Focus Where It Matters: LLM-Guided Regional Identification for Instruction-based Image Editing

Yong Man Ro

Published: 30 Sept 2025, Last Modified: 16 Apr 2026ACM MMEveryoneCC BY-NC 4.0

Abstract: Instruction-based image editing enables intuitive modifications of images through natural language descriptions. However, existing models often struggle to accurately identify the target region, which refers to the area that should be modified. As a result, unintended changes may occur in non-target areas, where the original image should remain unchanged. To address this issue, we propose FoRE, an MLLM-guided framework that identifies the target region based on the given edit instruction and performs image editing using region-aware embeddings.

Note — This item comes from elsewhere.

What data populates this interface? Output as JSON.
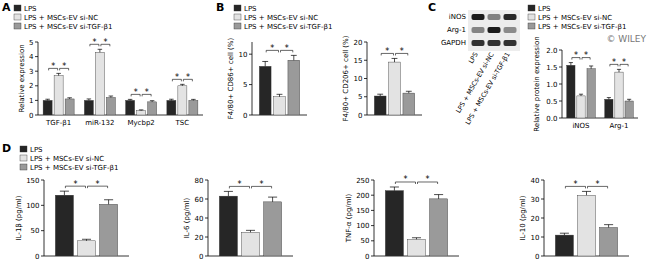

Within FoRE, the Region-guided Edit Adapter projects these embeddings from the MLLM domain to the diffusion condition space. Subsequently, the Region-guided Refinement Module refines the projected features to enhance spatial accuracy prior to guiding the diffusion process. Through comprehensive evaluations, we demonstrate that FoRE significantly improves localization accuracy and instruction fidelity compared to existing approaches. By explicitly incorporating region-aware conditioning, our framework effectively bridges the gap between instruction comprehension and spatially precise image modifications, advancing the capabilities of instruction-based image editing.